Les données récentes publiées par le Stockholm International Peace Research Institute indiquent que les dépenses militaires mondiales ont atteint 2 887 milliards de dollars en 2025, enregistrant une hause réelle de 2,9 % par rapport à 2024. Cette évolution s’inscrit dans une trajectoire ascendante continue, marquant la onzième année consécutive d’augmentation. Le ratio des dépenses militaires rapporté au produit intérieur brut (PIB) mondial s’établit désormais à 2,5 %, soit son niveau le plus élevé depuis 2009, ce qui témoigne d’un renforcement du poids relatif des dépenses de défense dans les économies nationales.
L’analyse régionale révèle une hétérogénéité significative des dynamiques de dépense.
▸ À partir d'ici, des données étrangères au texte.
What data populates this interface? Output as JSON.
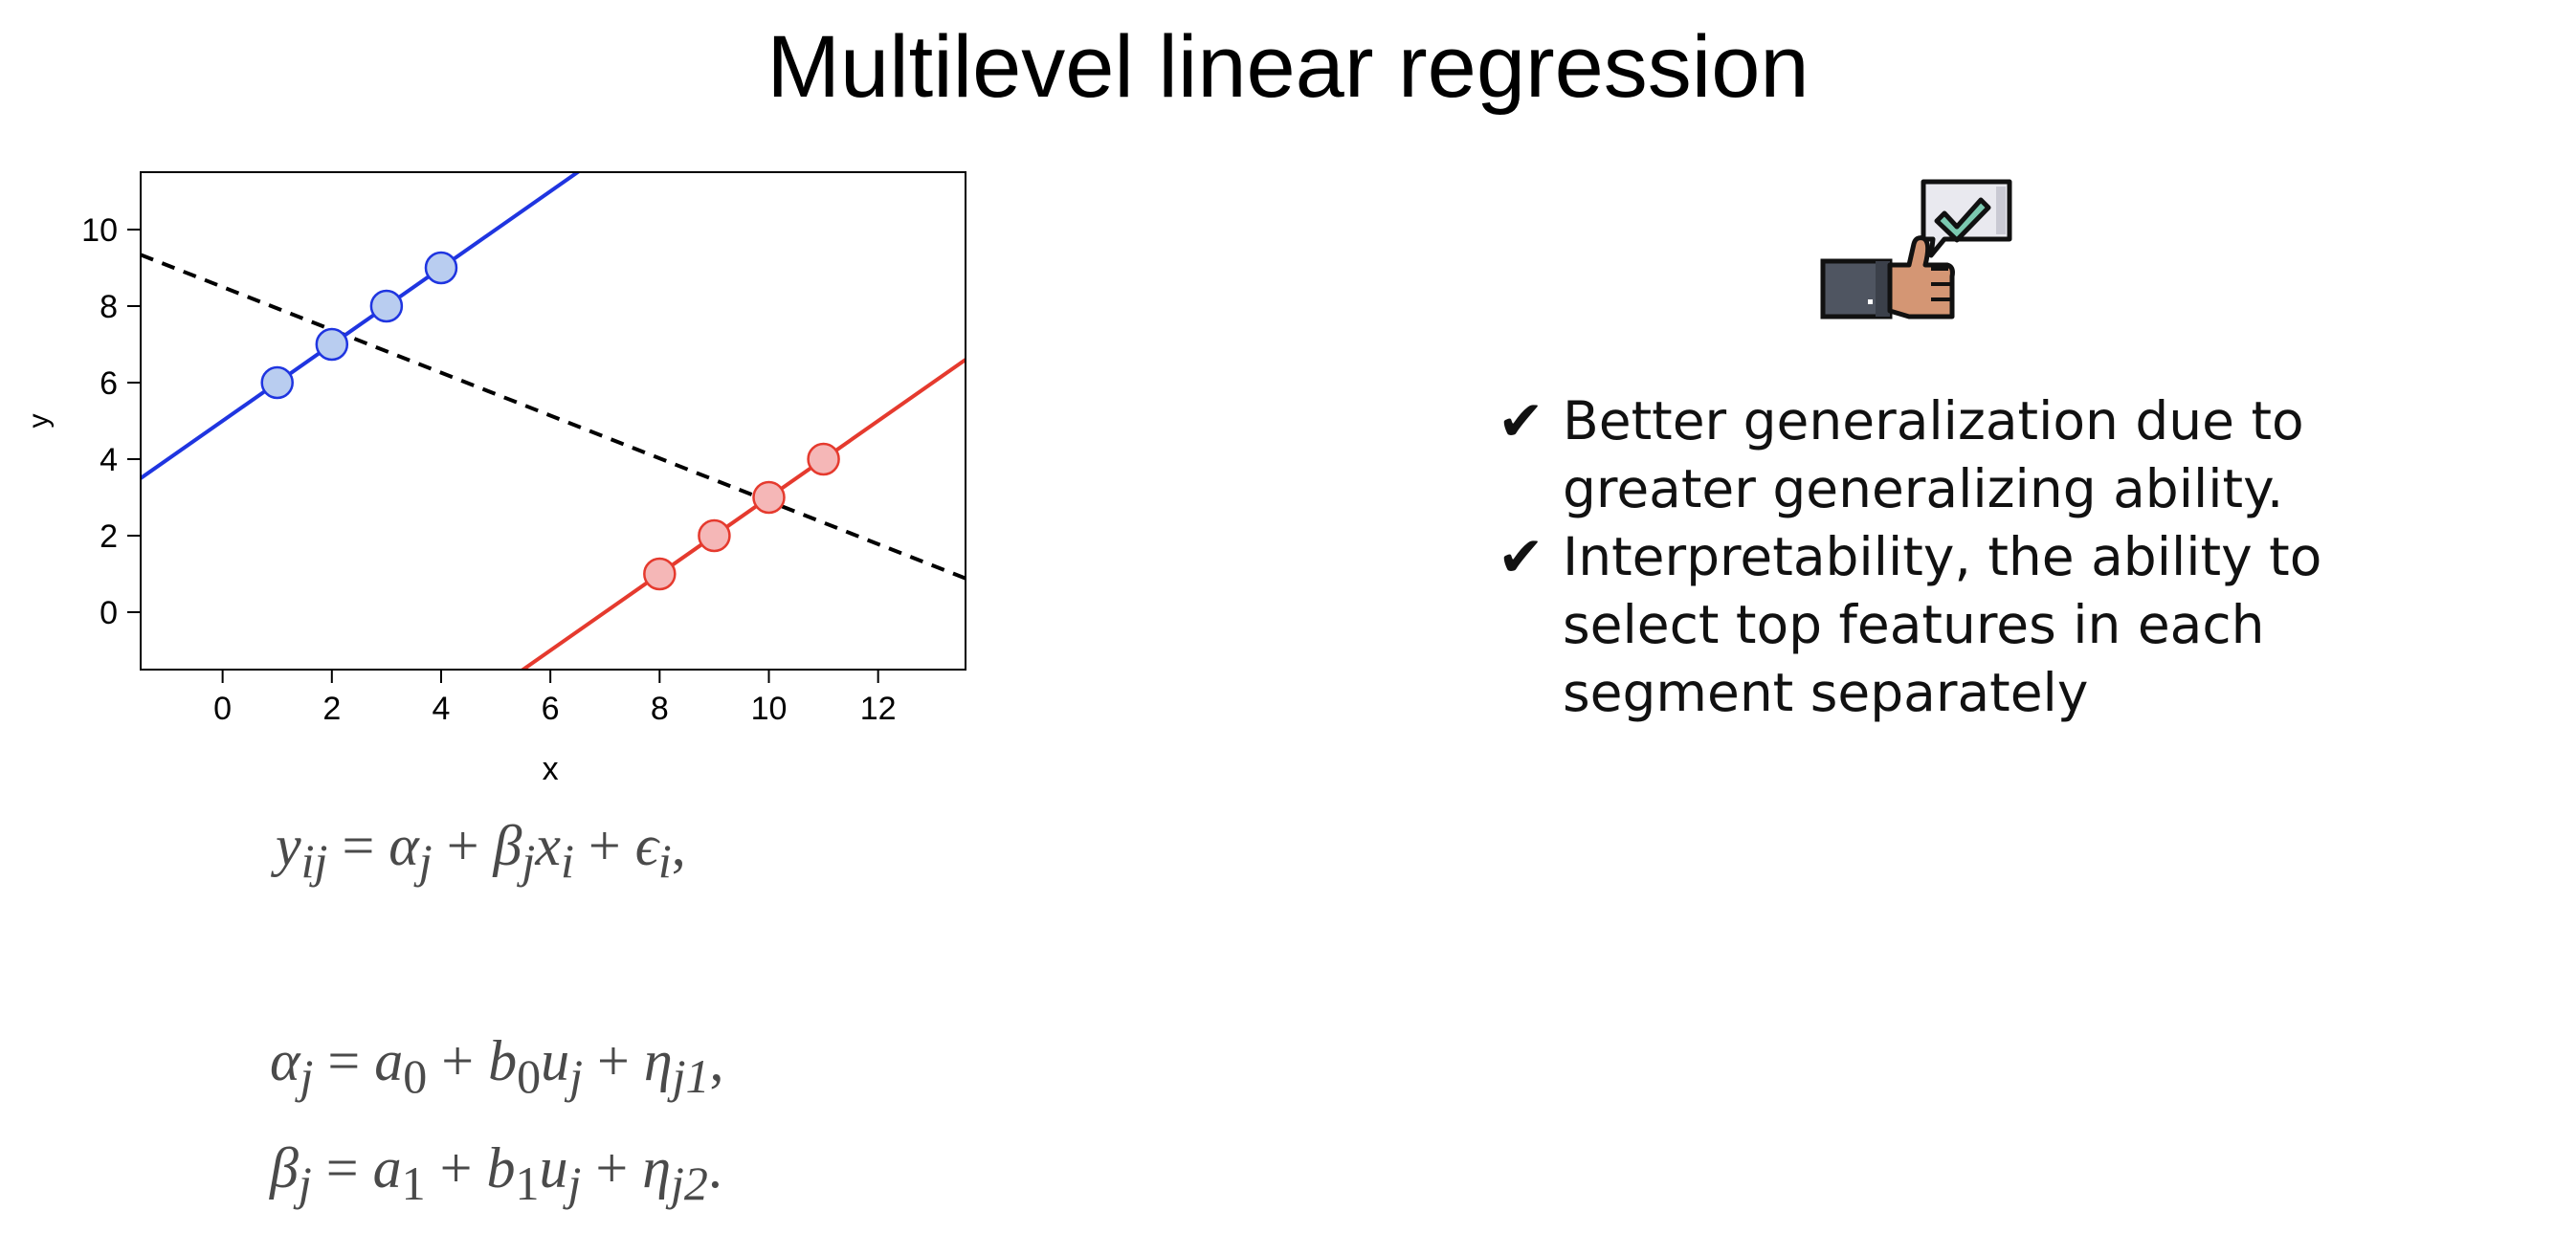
{
  "slide": {
    "title": "Multilevel linear regression"
  },
  "chart_data": {
    "type": "scatter",
    "xlabel": "x",
    "ylabel": "y",
    "xlim": [
      -1.5,
      13.6
    ],
    "ylim": [
      -1.5,
      11.5
    ],
    "xticks": [
      0,
      2,
      4,
      6,
      8,
      10,
      12
    ],
    "yticks": [
      0,
      2,
      4,
      6,
      8,
      10
    ],
    "grid": false,
    "series": [
      {
        "points": [
          [
            1,
            6
          ],
          [
            2,
            7
          ],
          [
            3,
            8
          ],
          [
            4,
            9
          ]
        ],
        "fit": {
          "intercept": 5,
          "slope": 1
        },
        "color": "#1f35e0",
        "fill": "#b9cdf0"
      },
      {
        "points": [
          [
            8,
            1
          ],
          [
            9,
            2
          ],
          [
            10,
            3
          ],
          [
            11,
            4
          ]
        ],
        "fit": {
          "intercept": -7,
          "slope": 1
        },
        "color": "#e53a2e",
        "fill": "#f5b7b7"
      }
    ],
    "pooled_fit": {
      "intercept": 8.5,
      "slope": -0.56,
      "style": "dashed",
      "color": "#000000"
    }
  },
  "equations": {
    "eq1": {
      "y": "y",
      "y_sub": "ij",
      "eq": "=",
      "alpha": "α",
      "alpha_sub": "j",
      "plus1": "+",
      "beta": "β",
      "beta_sub": "j",
      "x": "x",
      "x_sub": "i",
      "plus2": "+",
      "eps": "ϵ",
      "eps_sub": "i",
      "end": ","
    },
    "eq2": {
      "lhs": "α",
      "lhs_sub": "j",
      "eq": "=",
      "a": "a",
      "a_sub": "0",
      "plus1": "+",
      "b": "b",
      "b_sub": "0",
      "u": "u",
      "u_sub": "j",
      "plus2": "+",
      "eta": "η",
      "eta_sub": "j1",
      "end": ","
    },
    "eq3": {
      "lhs": "β",
      "lhs_sub": "j",
      "eq": "=",
      "a": "a",
      "a_sub": "1",
      "plus1": "+",
      "b": "b",
      "b_sub": "1",
      "u": "u",
      "u_sub": "j",
      "plus2": "+",
      "eta": "η",
      "eta_sub": "j2",
      "end": "."
    }
  },
  "icon": {
    "name": "thumbs-up-approval-icon"
  },
  "bullets": [
    {
      "mark": "✔",
      "text": "Better generalization due to greater generalizing ability."
    },
    {
      "mark": "✔",
      "text": "Interpretability, the ability to select top features in each segment separately"
    }
  ]
}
Si les États-Unis enregistrent une contraction relative de leurs dépenses militaires, les autres régions affichent des tendances nettement expansionnistes. L’Europe connaît une hause de 14 %, traduisant une reconfiguration stratégique liée à l’évolution de son environnement sécuritaire immédiat. De même, la région Asie-Océanie enregistre une progression de 8,1 %, reflétant l’intensification des rivalités géopolitiques et des logiques de dissuasion.
Par ailleurs, la concentration des dépenses militaires demeure élevée : les États-Unis, la Chine et la Russie totalisent à eux seuls 51 % des dépenses mondiales, soit 1 480 milliards de dollars. Cette concentration suggère une structuration du système international autour d’un nombre restreint d’acteurs dominants, dont les stratégies de puissance influencent directement les dynamiques globales de sécurité.
D’un point de vue théorique, cette tendance peut être interprétée à l’aune du paradigme du dilemme de sécurité, selon lequel l’augmentation des capacités militaires d’un État est perçue comme une menace par d’autres, entraînant des réactions en chaîne et une spirale de réarmement. Les données observées semblent corroborer cette hypothèse, dans un contexte caractérisé par une incertitude stratégique accrue et une multiplication des foyers de tension.
Le ralentissement relatif du taux de croissance des dépenses (2,9 % en 2025 contre 9,7 % en 2024) ne traduit pas une inflexion structurelle, mais plutôt un ajustement conjoncturel, en grande partie attribuable à la baisse des dépenses américaines. En revanche, hors États-Unis, les dépenses militaires ont progressé de manière significative, confirmant une diffusion globale de la dynamique de réarmement.
Le coût d’opportunité climatique du réarmement mondial
Dans un système international marqué par l’urgence écologique, la hausse continue des dépenses militaires (atteignant 2,5 % du PIB mondial en 2026 ) soulève un dilemme éthique et structurel majeur. L’allocation massive de ressources financières, technologiques et humaines vers les arsenaux entre en concurrence directe avec le financement de la transition écologique et de la résilience climatique.
D’une part, le secteur militaire est lui-même un contributeur substantiel au dérèglement climatique, tant par ses émissions de gaz à effet de serre que par la dégradation des écosystèmes liée aux essais et aux activités de défense. D’autre part, chaque dollar investi dans la course aux armements exacerbée par l’érosion des traités de contrôle comme New START ou le FNI représente un détournement de fonds qui pourraient être alloués à la décarbonation de l’économie ou à l’aide aux pays les plus vulnérables face aux catastrophes sanitaires et environnementales.
Dans ce contexte, la sécurité globale ne peut plus être définie uniquement par la puissance de feu, mais doit intégrer la protection des biens communs mondiaux. La dynamique actuelle de compétition stratégique semble éloigner l’humanité d’un désarmement qui serait pourtant le moteur indispensable d’une réponse coordonnée au changement climatique.
L’évolution des dépenses militaires mondiales reflète une transformation profonde de l’ordre international. Loin d’une logique de désarmement post-guerre froide, le système international semble s’orienter vers une phase de re-militarisation, où la puissance militaire redevient un vecteur central de projection d’influence et de gestion des incertitudes stratégiques.